In the following exercise, we will dive into automatic differentiation and write
a simple gradient descent optimizer on simple functions. In particular, we try to solve
the linear equation system $\mathbf{A} w = b$ with $\mathbf{A}$ being a matrix and $w$ and $b$
corresponding vectors.


In [None]:
import torch
import sys
import os
%load_ext autoreload
%autoreload 2

sys.path.append(os.path.join("..", "utils"))

from torchutils import make_dot
import numpy as np

import matplotlib.pylab as plt


### Definition of the linear equation system

Let's define a matrix $\mathbf{A}$ and a vector $b$ for our linear equation system that we would like to solve.

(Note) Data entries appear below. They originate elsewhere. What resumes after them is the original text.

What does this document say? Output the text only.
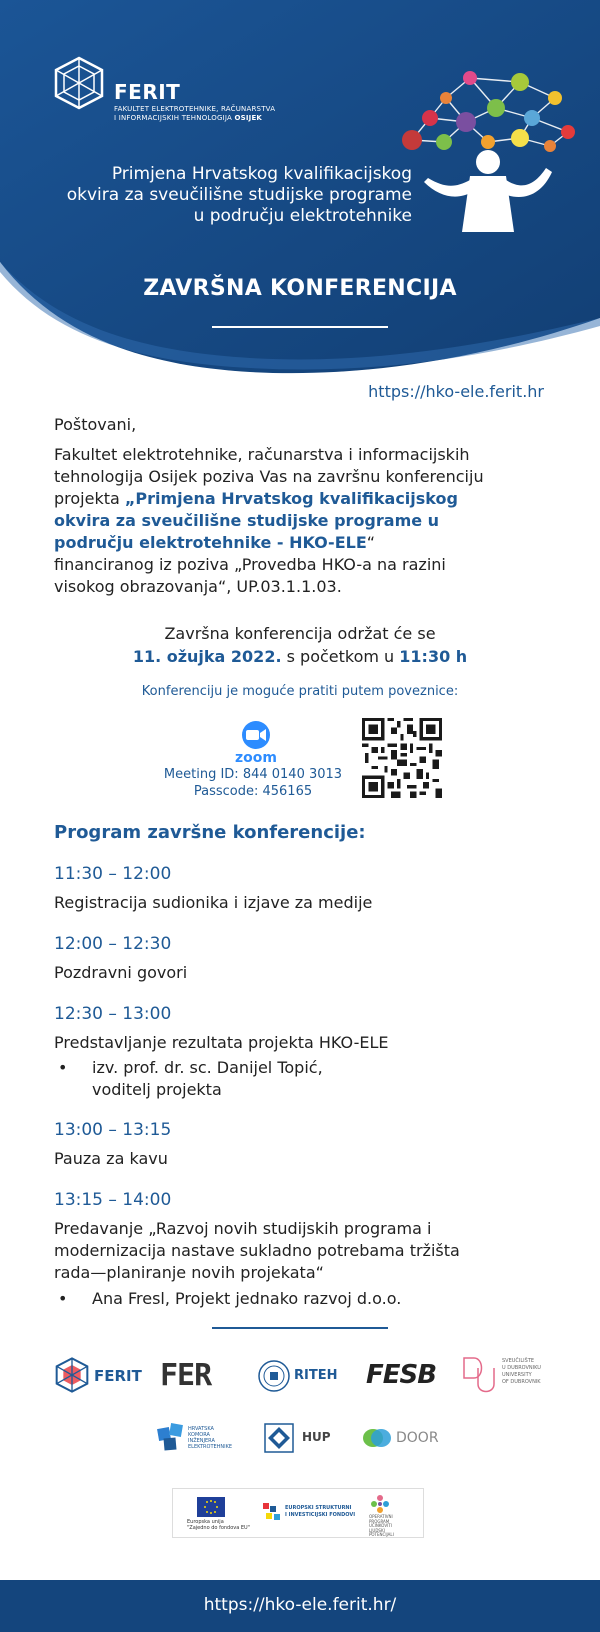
FERIT
FAKULTET ELEKTROTEHNIKE, RAČUNARSTVA
I INFORMACIJSKIH TEHNOLOGIJA OSIJEK
Primjena Hrvatskog kvalifikacijskog
okvira za sveučilišne studijske programe
u području elektrotehnike
ZAVRŠNA KONFERENCIJA
https://hko-ele.ferit.hr
Poštovani,
Fakultet elektrotehnike, računarstva i informacijskih
tehnologija Osijek poziva Vas na završnu konferenciju
projekta „Primjena Hrvatskog kvalifikacijskog
okvira za sveučilišne studijske programe u
području elektrotehnike - HKO-ELE“
financiranog iz poziva „Provedba HKO-a na razini
visokog obrazovanja“, UP.03.1.1.03.
Završna konferencija održat će se
11. ožujka 2022. s početkom u 11:30 h
Konferenciju je moguće pratiti putem poveznice:
zoom
Meeting ID: 844 0140 3013
Passcode: 456165
Program završne konferencije:
11:30 – 12:00
Registracija sudionika i izjave za medije
12:00 – 12:30
Pozdravni govori
12:30 – 13:00
Predstavljanje rezultata projekta HKO-ELE
• izv. prof. dr. sc. Danijel Topić,
voditelj projekta
13:00 – 13:15
Pauza za kavu
13:15 – 14:00
Predavanje „Razvoj novih studijskih programa i
modernizacija nastave sukladno potrebama tržišta
rada—planiranje novih projekata“
• Ana Fresl, Projekt jednako razvoj d.o.o.
FERIT FER	RITEH FESB	SVEUČILIŠTE
U DUBROVNIKU
UNIVERSITY
OF DUBROVNIK
HRVATSKA
KOMORA
INŽENJERA
ELEKTROTEHNIKE
HUP	DOOR
Europska unija
"Zajedno do fondova EU"
EUROPSKI STRUKTURNI
I INVESTICIJSKI FONDOVI	OPERATIVNI
PROGRAM
UČINKOVITI
LJUDSKI
POTENCIJALI
https://hko-ele.ferit.hr/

Very advanced question: The matrix needs to have special properties, in order to make the iterative algorithm work - can you find out which ones? This is an advanced question out of scope for the lecture.

In [None]:
b = np.array([.1, .6, .9])
A = np.array([[ 3.98481808,  1.48175294, -0.53227922],
       [ 1.48175294,  1.98511523,  0.84631116],
       [-0.53227922,  0.84631116,  1.83430071]])

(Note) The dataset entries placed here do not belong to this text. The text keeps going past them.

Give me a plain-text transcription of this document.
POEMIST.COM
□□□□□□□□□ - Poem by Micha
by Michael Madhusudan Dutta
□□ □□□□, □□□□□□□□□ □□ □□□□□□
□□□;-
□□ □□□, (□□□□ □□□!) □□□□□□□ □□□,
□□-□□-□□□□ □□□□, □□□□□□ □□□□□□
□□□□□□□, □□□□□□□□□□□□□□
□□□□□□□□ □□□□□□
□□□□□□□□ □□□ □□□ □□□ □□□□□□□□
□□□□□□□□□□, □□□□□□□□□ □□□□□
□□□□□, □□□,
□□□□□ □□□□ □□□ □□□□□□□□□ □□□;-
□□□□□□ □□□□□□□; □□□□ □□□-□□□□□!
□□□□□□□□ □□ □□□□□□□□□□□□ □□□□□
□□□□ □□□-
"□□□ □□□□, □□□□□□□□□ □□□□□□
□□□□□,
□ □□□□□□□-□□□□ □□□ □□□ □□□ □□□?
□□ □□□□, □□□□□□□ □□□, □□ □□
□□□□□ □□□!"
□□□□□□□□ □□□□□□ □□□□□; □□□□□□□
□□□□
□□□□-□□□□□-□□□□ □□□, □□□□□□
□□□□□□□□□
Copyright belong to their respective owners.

### Solving it the traditional way

Do you remember linear algebra and how to solve a linear equation system? Traditionally you would use the Gauss algorithm, which is also available in numpy. Another more instable way is to use the inverse matrix: $\mathbf{A}^{-1}b$

In [None]:
w = np.dot(A.T, b) # everything correct here?
w

In [None]:
np.linalg.norm(np.dot(A, w)-b)

### Solving the system with gradient descent

The following method we will implement is to use gradient descent to minimize the squared error loss $\epsilon(w) = \|\mathbf{A} w - b\|^2$ with respect to $w$. For gradient descent, we need one essential thing: the gradient. However, in our case, we do not compute this by hand but rather use pytorchs autograd mechanism.

First, let's define the required pytorch tensors

In [None]:
tA = torch.Tensor(np.array(A))
tb = torch.Tensor(np.array(b))
tw = torch.ones(3, requires_grad=True)
tw.requires_grad_(True)

### Ready, steady, go!

The following loop implements a gradient descent method on the corresponding quadratic loss for the linear equation system. Can you spot the errors here? You have to find a wrong statement and for performance reasons you need to add another one.

In [None]:
learning_rate = 0.1
losses = []
for i in range(1000):
    loss = torch.norm(torch.matmul(tA,tw))
    
    loss.backward()
    
    with torch.no_grad():
        print (f"Loss in iteration {i}: {loss}")
        losses.append(loss.data)
    
    with torch.no_grad():
        tw -= learning_rate * tw.grad    
    tw.grad.zero_()
    
    

### Visualize the solution and the optimization progress of the loss

In [None]:
print (f"Solution from the non-linear optimization: {tw.data}")
print (f"Solution from the algebraic method: {w}")

In [None]:
plt.plot(losses[:100])
plt.yscale("log")
plt.xlabel("steps")
plt.ylabel("loss")
plt.show()

### Show the graph again of the loss function

In [None]:
make_dot(loss, locals())